La regina dei monti

 

«Ti ricorderà di me, laggiù a Serramanna. Ma ha valore fintanto che resta serrata, se tornare volessi. Allora vai alla radura e chiamami!»

«Come, se non so il tuo nome?»

«Non importa saperlo. Chiamami col cuore e io ti sentirò!»

Quindi lo ricondusse ai dorati cancelli, dove attendeva l’aquilotto.

Finalmente alla radura, la scatola d’oro sotto il braccio, niente gli avrebbe impedito di correre a casa. Solo gli parve che tutto intorno - la radura, il viale, gli alberi - fosse diverso. Pensò per un attimo che il fedele aquilotto avesse confuso il luogo. No, era quello giusto. Solo gli pareva diverso.
«Questi giorni mi hanno davvero stordito!» sorrise a se stesso.

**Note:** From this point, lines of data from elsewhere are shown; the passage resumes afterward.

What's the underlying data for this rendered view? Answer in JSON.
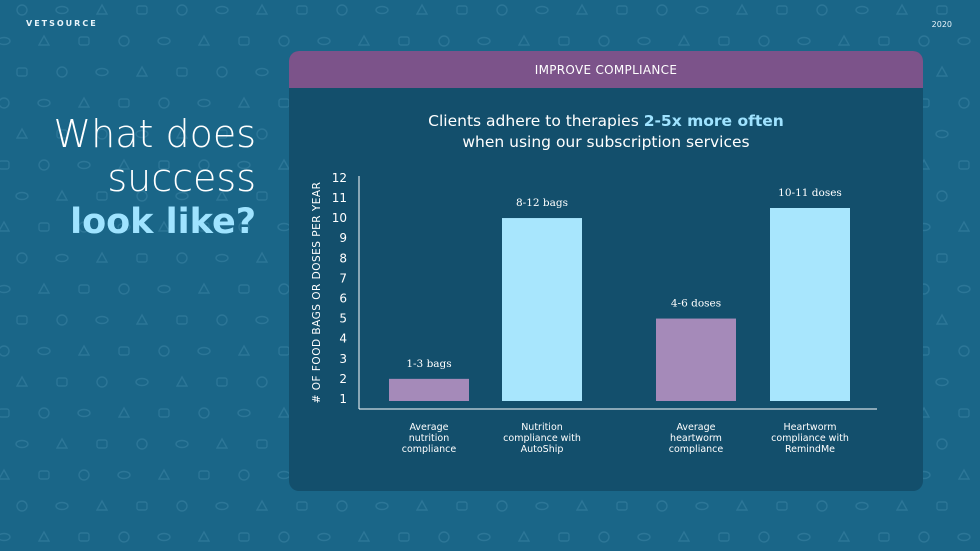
{
  "header": {
    "brand": "VETSOURCE",
    "year": "2020"
  },
  "headline": {
    "line1": "What does",
    "line2": "success",
    "line3": "look like?"
  },
  "panel": {
    "banner": "IMPROVE COMPLIANCE",
    "title_pre": "Clients adhere to therapies ",
    "title_highlight": "2-5x more often",
    "title_line2": "when using our subscription services"
  },
  "colors": {
    "bar_purple": "#a58ab9",
    "bar_blue": "#a8e6fd",
    "axis": "#ffffff",
    "accent": "#9fe3ff",
    "banner": "#7c538a"
  },
  "chart_data": {
    "type": "bar",
    "ylabel": "# OF FOOD BAGS OR DOSES PER YEAR",
    "xlabel": "",
    "yticks": [
      1,
      2,
      3,
      4,
      5,
      6,
      7,
      8,
      9,
      10,
      11,
      12
    ],
    "ylim": [
      0,
      12
    ],
    "grid": false,
    "categories": [
      [
        "Average",
        "nutrition",
        "compliance"
      ],
      [
        "Nutrition",
        "compliance with",
        "AutoShip"
      ],
      [
        "Average",
        "heartworm",
        "compliance"
      ],
      [
        "Heartworm",
        "compliance with",
        "RemindMe"
      ]
    ],
    "values": [
      2,
      10,
      5,
      10.5
    ],
    "data_labels": [
      "1-3 bags",
      "8-12 bags",
      "4-6 doses",
      "10-11 doses"
    ],
    "bar_colors": [
      "purple",
      "blue",
      "purple",
      "blue"
    ]
  }
}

E imboccò fischiettando la via di Serramanna.

Ci giunse che il giorno si era svegliato da un pezzo. Il mercato del lunedì chiasseggiava come al solito, ma non un viso conosciuto. E così le case. Tutti lo osservavano alla stregua di uno straniero, i bambini addirittura gli corsero dietro. Un brivido serpeggiò lungo la schiena allo stesso modo del suo muovere verso casa. Ma un’altra c’era, non la sua. Peggio però della casa, non c’era la moglie. Si abbandonò a un lungo pianto, così a dirotto che a piccoli gruppi presero ad attorniarlo - incuriositi - i paesani.

«Chi sei, straniero? - gli domandò un vecchio di folta barba bianca - Cosa cerchi qui, con tanto dolore?»

Ogu Puntu ritrovò perlomeno se stesso.

«Sette giorni fa ho lasciato qui casa e moglie. Torru, e nudda agàtu

«Ma tui chini ses?» sbalordì il vecchio.

«Ogu Puntu, su cassadòri

Un brusio di meraviglia colmò l’aria. Tutti nel villaggio sapevano la storia di Ogu Puntu, uscito una mattina di settant’anni prima per cacciare e mai ritornato, lei da non reggerle il cuore e sepolta al piccolo cimitero.

«Uno spettro, sei?»

Lui però non li sentiva, tutto finalmente chiaro. I sette giorni trascorsi al palazzo della regina dei monti erano stati in realtà anni. Settanta.

Una disperazione profonda si impossessò di lui, che col passo barcollante dell’ubriaco lo ricondusse alla radura dove a lungo rimase fermo e dritto, albero anche lui. La scatola d’oro stretta sotto l’ascella.

Che fare? Schiuderla o lasciare al cuore di urlare il nome non saputo della regina dei monti? Detto gli aveva che racchiudeva la sua vita, e perduta l’avrebbe ad aprirla.

«Fosse invece illusione da svanire al sollevare di coperchio? Asinùncas ita ci perdu a ‘ndi morri?

Assòlu che bagamùndu, seu

«Bentornato!» gli giunse voce chissà da dove.

Sorpreso guardò fino a dove l’occhio poteva giungere, ma nulla. Pensò di essersela immaginata, anche se afferrò l’arco.

«Sono io, non mi riconosci?»

Era l’aquilotto. Sì, proprio quello che aveva salvato.

«Tui ses?» rispantò.

«Sì. Dall’alto ti ho veduto e ho planato per prenderti!»

«Comènti bènit a essi, chi no hapu tzerriàu?»

«Col cuore sì. Ti senti di seguirmi?»

Lui lo ingroppò uguale uguale al molentèddu, da afferrarsi alle penne con le due mani per non cadere di sotto. E ancora poté ammirarli da sopra gli anelli di nubi come boccate di pipa degli dei, prima che i due pavoni tutti blu gli porgessero tunica e pantofole dello stesso colore. E via sulla scala di marmo che i sette piani saliva a spirale, fino alla porta d’oro.

«Avanti!» invitò di voce soave la regina.

Da lì, lo assicurano i vecchi di Serramanna, Ogu Puntu non andò più via.